И музыка ответом звучала в ее ушах – как всегда, неведомая ей, неузнаваемая, – и слышался Тамарин голос – чудесная, летящая кантилена…

Но и к тому, что говорил и делал «сосед», она прислушивалась и присматривалась постоянно. Говорил он, впрочем, только по телефону – с теми людьми, которых Лера видела вдалеке, время от времени незаметно отодвигая край занавески.

Похоже, он согласовывал маршрут. Лера слышала, как он переспрашивает названия улиц, сверяя их с планом города, и догадывалась, что поедут скорее всего в Домодедово.
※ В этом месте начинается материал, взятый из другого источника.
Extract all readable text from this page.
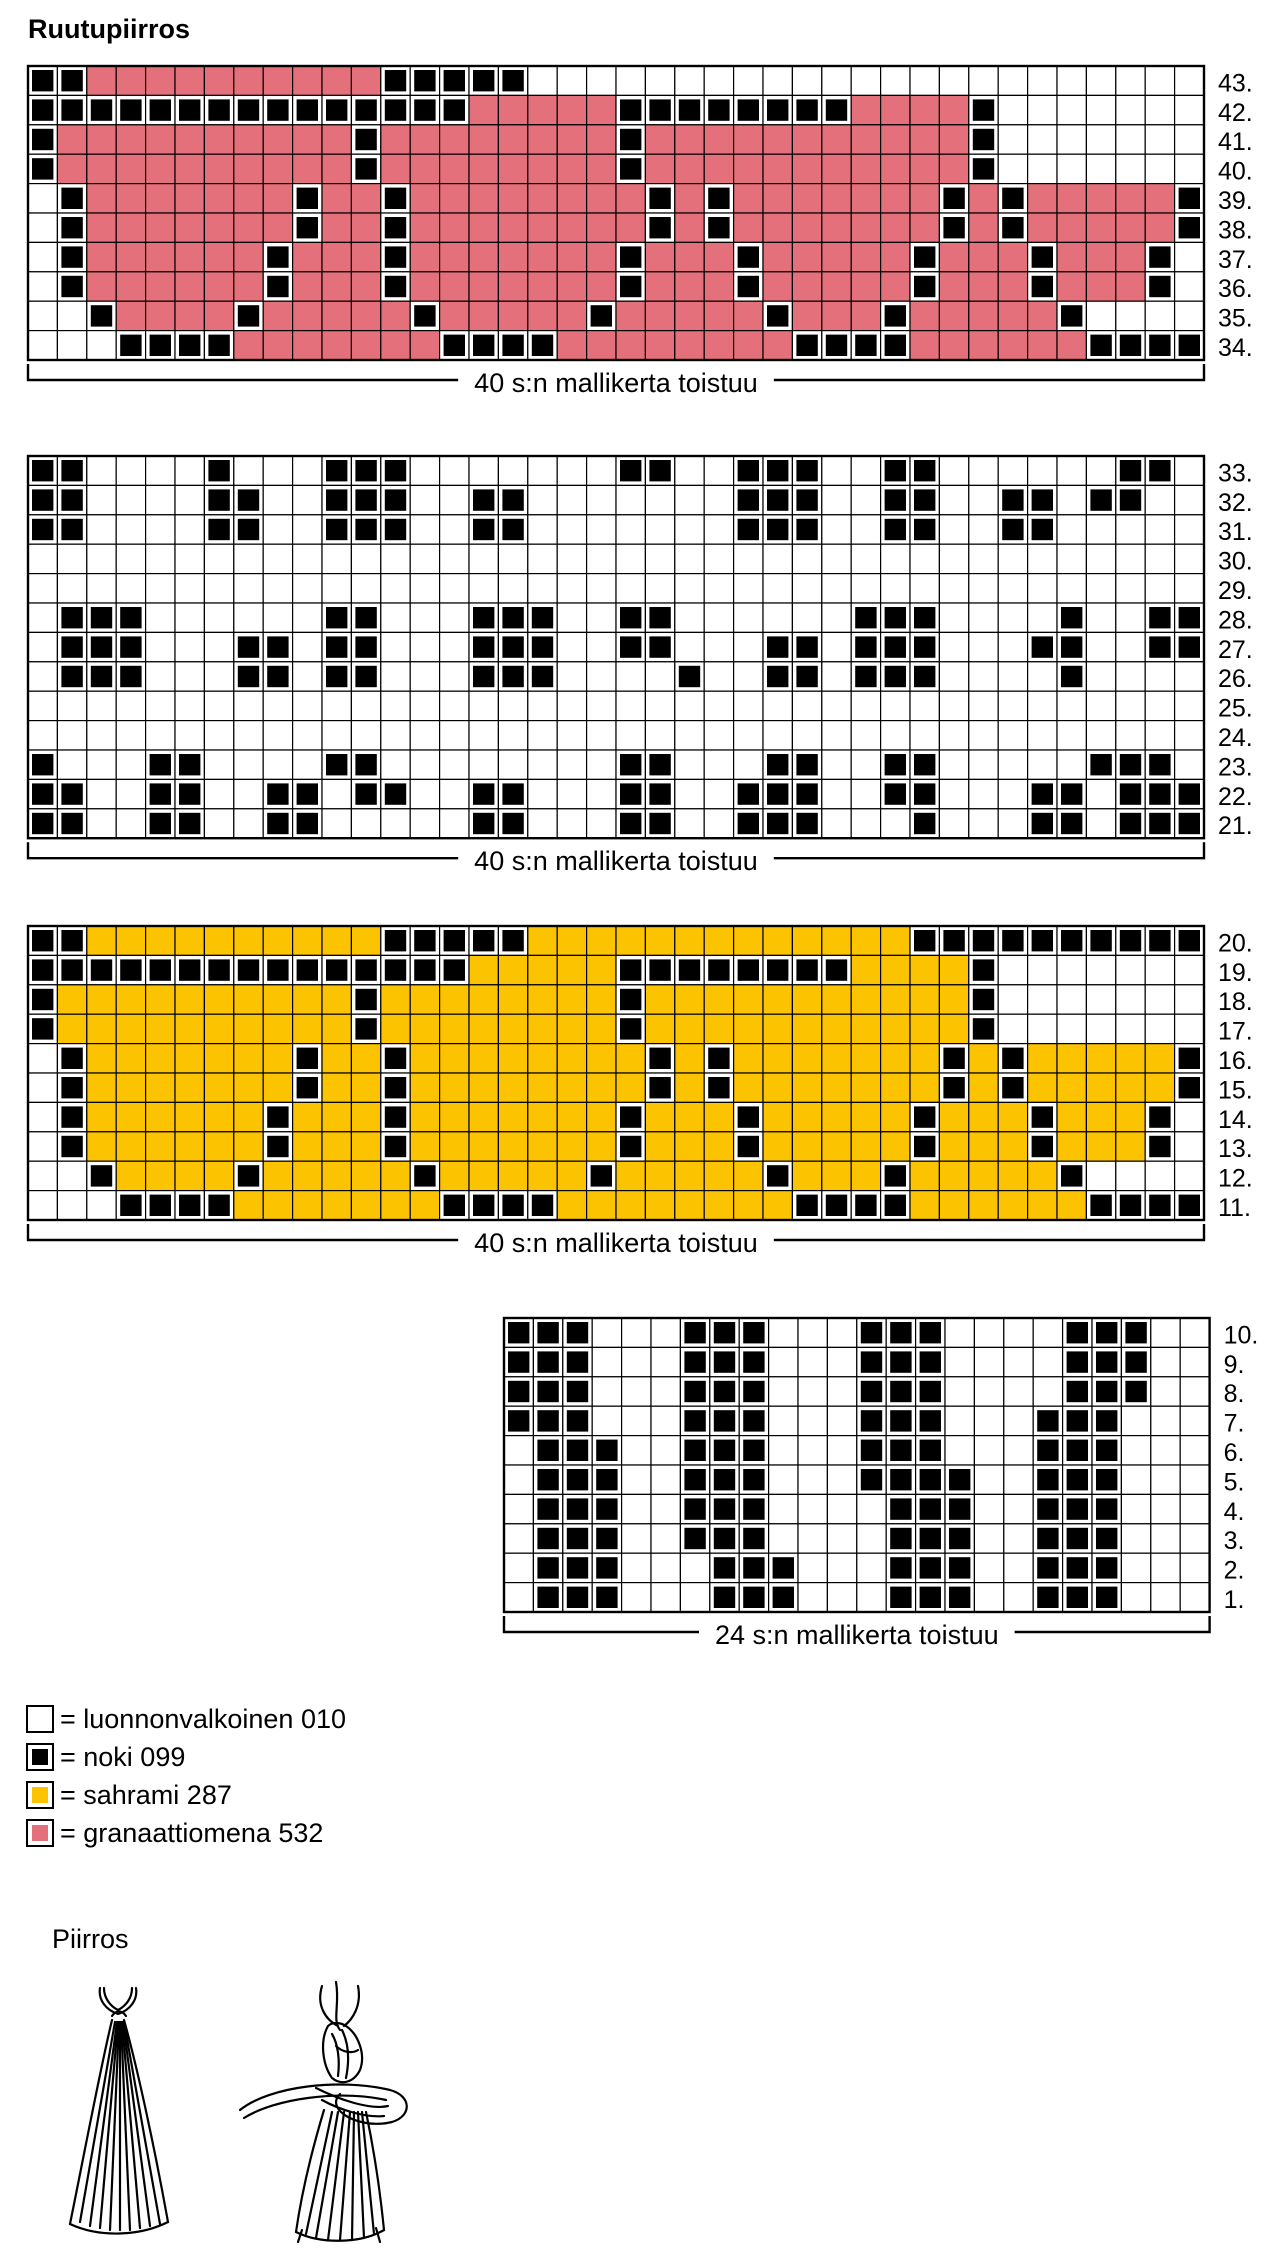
Ruutupiirros
43.
42.
41.
40.
39.
38.
37.
36.
35.
34.
40 s:n mallikerta toistuu
33.
32.
31.
30.
29.
28.
27.
26.
25.
24.
23.
22.
21.
40 s:n mallikerta toistuu
20.
19.
18.
17.
16.
15.
14.
13.
12.
11.
40 s:n mallikerta toistuu
10.
9.
8.
7.
6.
5.
4.
3.
2.
1.
24 s:n mallikerta toistuu
= luonnonvalkoinen 010
= noki 099
= sahrami 287
= granaattiomena 532
Piirros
«Куда же он все-таки лететь собирается? – думала она. – В Иран, в Ирак? Или в Чечню?»

Мысль об охваченной войной Чечне была особенно неприятна. К тому же и время словно растянулось, замедлилось. Если бы не часы у нее на руке, Лера не могла бы определить, как долго она находится здесь, в этом безнадежно замкнутом пространстве. Часы показывали два часа ночи. Прожекторы по-прежнему заливали ослепительным светом пустынную улицу.

– Слушай, тебе не надоело еще? – не выдержав, спросила она у Пети. – Который час уже торгуешься! Ты же даже улиц не знаешь, ехал бы куда везут.

– Счас! – хмыкнул он. – Они меня, может, прямо в Бутырку повезут, а я ехай?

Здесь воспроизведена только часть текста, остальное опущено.